Le grand manipulateur qui règne sur la pièce, c’est Iago le machiavélique, la diabolique aragne qui prend avec un humour noir et féroce le public à témoin de ses manigances et de ses trahisons. Nicolas Bouchaud campe un marionnettiste qui tire ses fils et s’amuse, comme nous nous amusons, de voir ses honnêtes victimes abusées. Car il pratique en permanence le double sens, le double jeu en même temps qu’il transforme ses actions en joute cruelle mais drôle dont lui seul détient les règles. Il n’empêche : l’oiseau de proie a saisi sa victime et ne la lâche pas. Il a fait d’Othello sa créature – celui-ci, qui le prend pour son seul ami, affirmera d’ailleurs « Sans lui je n’existe pas » – en même temps que sa vie se résume à cette seule vengeance qui touche le monde entier et où il trouve sa raison d’être.
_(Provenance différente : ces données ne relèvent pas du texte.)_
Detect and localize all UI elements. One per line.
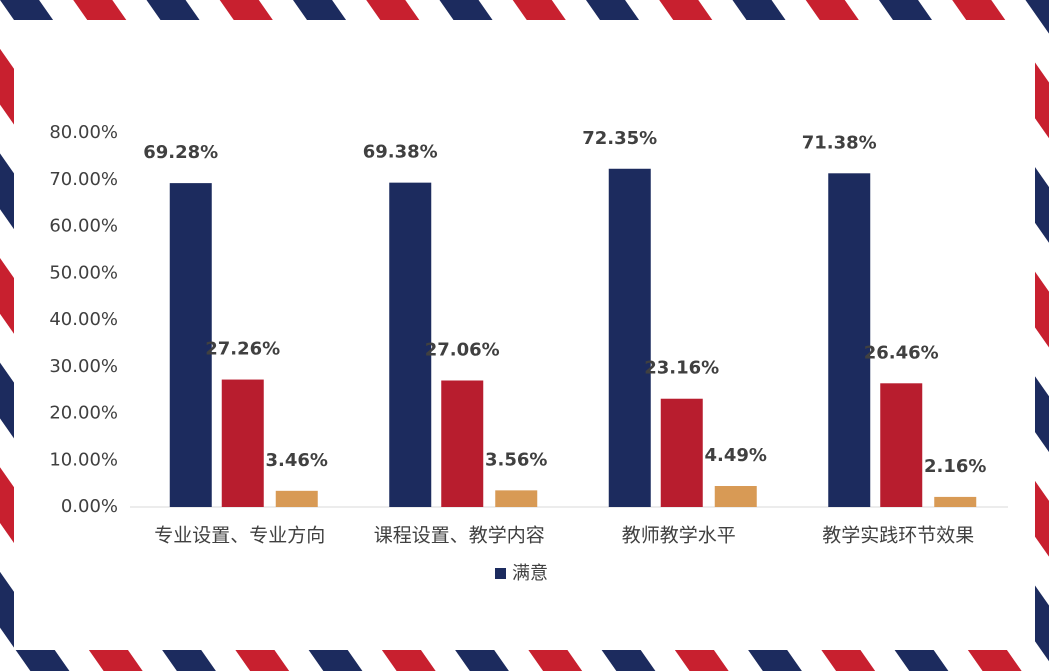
data-label: 69.28% bbox=[143, 142, 218, 163]
data-label: 27.06% bbox=[425, 339, 500, 360]
data-label: 23.16% bbox=[644, 358, 719, 379]
bar bbox=[608, 168, 651, 508]
y-tick-label: 10.00% bbox=[49, 449, 118, 470]
y-tick-label: 0.00% bbox=[61, 496, 118, 517]
x-tick-label: 教师教学水平 bbox=[622, 525, 736, 547]
data-label: 69.38% bbox=[363, 142, 438, 163]
y-tick-label: 40.00% bbox=[49, 309, 118, 330]
y-tick-label: 80.00% bbox=[49, 122, 118, 143]
data-label: 3.56% bbox=[485, 449, 547, 470]
bar bbox=[389, 182, 432, 507]
data-label: 26.46% bbox=[864, 342, 939, 363]
bar bbox=[828, 173, 871, 507]
x-tick-label: 教学实践环节效果 bbox=[822, 525, 974, 547]
x-tick-label: 课程设置、教学内容 bbox=[374, 525, 545, 547]
x-tick-label: 专业设置、专业方向 bbox=[154, 525, 325, 547]
bar bbox=[880, 383, 923, 507]
bar bbox=[934, 496, 977, 507]
card bbox=[14, 20, 1035, 650]
bar bbox=[169, 183, 212, 507]
data-label: 27.26% bbox=[205, 339, 280, 360]
bar bbox=[660, 398, 703, 507]
data-label: 71.38% bbox=[802, 132, 877, 153]
y-tick-label: 50.00% bbox=[49, 262, 118, 283]
y-tick-label: 60.00% bbox=[49, 216, 118, 237]
y-tick-label: 20.00% bbox=[49, 403, 118, 424]
data-label: 2.16% bbox=[924, 456, 986, 477]
bar bbox=[495, 490, 538, 507]
legend-swatch bbox=[495, 568, 506, 579]
y-tick-label: 70.00% bbox=[49, 169, 118, 190]
bar bbox=[441, 380, 484, 507]
data-label: 3.46% bbox=[266, 450, 328, 471]
bar bbox=[275, 490, 318, 507]
y-tick-label: 30.00% bbox=[49, 356, 118, 377]
bar bbox=[714, 486, 757, 507]
legend-label: 满意 bbox=[512, 563, 548, 584]
data-label: 72.35% bbox=[582, 128, 657, 149]
data-label: 4.49% bbox=[705, 445, 767, 466]
bar bbox=[221, 379, 264, 507]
Comme le prisonnier et son boulet, Othello et Iago sont inséparables. Mais bien malin qui pourrait dire lequel des deux est le prisonnier et lequel le boulet. Sous l’influence de Iago, Othello prend conscience du rejet dont il est la victime, il se révèle à lui-même dans le temps même où Iago se découvre, au-delà de la vengeance et de la soif de pouvoir, une âme tortionnaire. Nicolas Bouchaud, dans les multiples visages qu’il prête aux changements à vue de Iago, est fascinant dans sa délectation gourmande d’un personnage qui a quelque chose de Méphistophélès tentant Faust.
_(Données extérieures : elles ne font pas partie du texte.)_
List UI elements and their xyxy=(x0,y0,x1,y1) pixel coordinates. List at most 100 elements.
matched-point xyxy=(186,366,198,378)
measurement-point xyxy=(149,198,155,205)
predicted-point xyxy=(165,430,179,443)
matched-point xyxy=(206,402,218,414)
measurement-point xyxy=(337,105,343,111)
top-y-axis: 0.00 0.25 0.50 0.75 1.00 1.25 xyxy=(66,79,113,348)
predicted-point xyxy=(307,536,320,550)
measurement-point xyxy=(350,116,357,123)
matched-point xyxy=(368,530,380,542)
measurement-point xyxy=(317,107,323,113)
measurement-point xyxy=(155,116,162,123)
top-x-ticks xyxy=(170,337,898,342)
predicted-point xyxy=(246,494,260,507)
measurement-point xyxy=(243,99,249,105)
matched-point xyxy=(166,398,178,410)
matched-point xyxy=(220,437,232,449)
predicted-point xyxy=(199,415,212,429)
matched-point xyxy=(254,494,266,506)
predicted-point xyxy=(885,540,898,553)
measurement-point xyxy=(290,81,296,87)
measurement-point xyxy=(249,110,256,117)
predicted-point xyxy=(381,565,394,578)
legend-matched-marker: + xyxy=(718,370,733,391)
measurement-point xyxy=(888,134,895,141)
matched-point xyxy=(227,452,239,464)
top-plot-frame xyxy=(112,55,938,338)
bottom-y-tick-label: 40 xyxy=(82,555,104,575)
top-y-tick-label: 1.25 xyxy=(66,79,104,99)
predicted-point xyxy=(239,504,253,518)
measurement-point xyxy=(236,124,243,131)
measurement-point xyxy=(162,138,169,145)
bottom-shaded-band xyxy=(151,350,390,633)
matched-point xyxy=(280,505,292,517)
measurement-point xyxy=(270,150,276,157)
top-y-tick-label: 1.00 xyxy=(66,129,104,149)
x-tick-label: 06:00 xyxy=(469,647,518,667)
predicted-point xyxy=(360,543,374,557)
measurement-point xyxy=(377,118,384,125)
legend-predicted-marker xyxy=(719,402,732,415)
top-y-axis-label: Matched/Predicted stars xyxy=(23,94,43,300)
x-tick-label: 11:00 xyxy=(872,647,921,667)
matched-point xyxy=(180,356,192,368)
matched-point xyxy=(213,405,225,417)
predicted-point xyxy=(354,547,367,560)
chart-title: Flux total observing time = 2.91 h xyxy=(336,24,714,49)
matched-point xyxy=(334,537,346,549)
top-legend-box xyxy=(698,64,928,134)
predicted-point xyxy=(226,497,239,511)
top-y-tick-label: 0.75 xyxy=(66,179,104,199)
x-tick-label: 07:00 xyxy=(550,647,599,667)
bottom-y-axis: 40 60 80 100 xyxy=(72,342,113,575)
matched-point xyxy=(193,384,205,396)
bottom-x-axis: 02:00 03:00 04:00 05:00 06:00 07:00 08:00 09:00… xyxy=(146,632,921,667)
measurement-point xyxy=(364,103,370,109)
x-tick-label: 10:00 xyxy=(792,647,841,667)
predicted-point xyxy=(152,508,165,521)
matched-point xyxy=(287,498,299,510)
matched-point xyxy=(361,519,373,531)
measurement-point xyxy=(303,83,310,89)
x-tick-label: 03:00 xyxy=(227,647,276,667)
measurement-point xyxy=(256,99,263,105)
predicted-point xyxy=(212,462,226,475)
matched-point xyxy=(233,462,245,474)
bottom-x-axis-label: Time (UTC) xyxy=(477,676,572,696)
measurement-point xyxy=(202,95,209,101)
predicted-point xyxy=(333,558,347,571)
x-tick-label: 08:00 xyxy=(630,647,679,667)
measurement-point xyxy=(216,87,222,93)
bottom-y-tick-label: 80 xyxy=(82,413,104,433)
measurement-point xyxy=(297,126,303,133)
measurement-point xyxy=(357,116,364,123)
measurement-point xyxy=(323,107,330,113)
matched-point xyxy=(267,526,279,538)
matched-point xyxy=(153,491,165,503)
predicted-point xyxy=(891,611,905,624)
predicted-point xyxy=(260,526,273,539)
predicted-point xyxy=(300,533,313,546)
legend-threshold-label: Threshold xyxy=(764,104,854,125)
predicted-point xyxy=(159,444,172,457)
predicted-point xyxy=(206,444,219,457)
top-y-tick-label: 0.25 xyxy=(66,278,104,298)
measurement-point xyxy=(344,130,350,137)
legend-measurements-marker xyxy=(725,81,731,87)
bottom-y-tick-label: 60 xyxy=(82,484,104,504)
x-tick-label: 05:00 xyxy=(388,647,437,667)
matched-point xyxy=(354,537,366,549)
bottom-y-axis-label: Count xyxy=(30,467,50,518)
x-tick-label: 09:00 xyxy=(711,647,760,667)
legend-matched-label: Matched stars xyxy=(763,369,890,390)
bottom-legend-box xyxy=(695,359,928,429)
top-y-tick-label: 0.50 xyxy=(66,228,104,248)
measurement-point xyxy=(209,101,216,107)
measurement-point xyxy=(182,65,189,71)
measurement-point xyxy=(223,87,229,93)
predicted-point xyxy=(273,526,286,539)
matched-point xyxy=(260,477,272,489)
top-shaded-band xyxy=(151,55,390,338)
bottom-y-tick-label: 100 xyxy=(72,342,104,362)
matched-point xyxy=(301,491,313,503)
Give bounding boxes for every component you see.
Jeu de dupes pour le théâtre
C’est un message bien sombre que délivre cependant cette « tragédie » qui flirte avec les codes de la comédie et du burlesque. Pièce sur le pouvoir qu’exercent les personnages les uns sur les autres et sur les formes que peut prendre l’emprise – politique, psychologique, dans les rapports familiaux ou entre les sexes – la fable met à nu ce gigantesque marché de dupes où tous les personnages sont les auteurs en même temps que les victimes de leur propre perte. Ils sont coincés dans une partie dont les dés ont été pipés par eux-mêmes. Vérité et mensonge, réalité et illusion se disputent le terrain de ce « je te tiens, tu me tiens par la barbichette » auquel, malicieusement, le metteur en scène ajoute un dernier glacis en dédoublant sur scène le personnage et l’acteur. Les comédiennes et les comédiens s’engagent sur ce terrain avec une grande maîtrise et une agilité sans faille. Othello version Sivadier-Shakespeare, dans la langue très contemporaine de Jean-Michel Déprats, est bien un objet en relief qui navigue dans plusieurs dimensions et entre plusieurs interprétations possibles dans un univers mutant, à cheval entre fiction théâtrale et références au réel.
Othello de William Shakespeare. Texte français Jean-Michel Déprats (publié par l’Avant-scène Théâtre)
S Mise en scène Jean-François Sivadier S Avec Cyril Bothorel (Brabantio, Montano, Lodovico), Nicolas Bouchaud (Iago), Stephen Butel (Cassio), Adama Diop (Othello), Gulliver Hecq (Roderigo), Jisca Kalvanda (le Doge de Venise, Emilia), Émilie Lehuraux (Desdémone, Bianca) S Collaboration artistique Nicolas Bouchaud, Véronique Timsit S Scénographie Jean-François Sivadier, Christian Tirole, Virginie Gervaise S Lumière Philippe Berthomé, Jean-Jacques Beaudouin S Costumes Virginie Gervaise S Son Ève-Anne Joalland S Accessoires Julien Le Moal S Assistante à la mise en scène Véronique Timsit S Créé le 15 novembre 2022 au Quai – CDN Angers Pays de la Loire S Production déléguée Compagnie Italienne avec Orchestre S Coproduction Odéon-Théâtre de l’Europe, Le Quai – centre dramatique national Angers Pays de la Loire, Comédie de Béthune, Théâtre de l’Archipel – scène nationale de Perpignan, Châteauvallon-Liberté – scène nationale de Toulon, Théâtre national de Nice, Théâtre national populaire – Villeurbanne, Le Bateau Feu – scène nationale de Dunkerque, L’Azimut – Antony / Châtenay-Malabry, Les Quinconces L’Espal – scène nationale du Mans, La Comédie – centre dramatique national de Saint-Étienne, ThéâtredelaCité – centre dramatique national Toulouse Occitanie, La Coursive – scène nationale de La Rochelle, Théâtre de Caen S Avec la participation artistique du Jeune théâtre national S La Compagnie Italienne avec Orchestre est aidée par le ministère de la culture / direction régionale des affaires culturelles d’Île-de- France, au titre de l’aide aux compagnies S Durée 3h30 (1h50 / entracte / 1h10)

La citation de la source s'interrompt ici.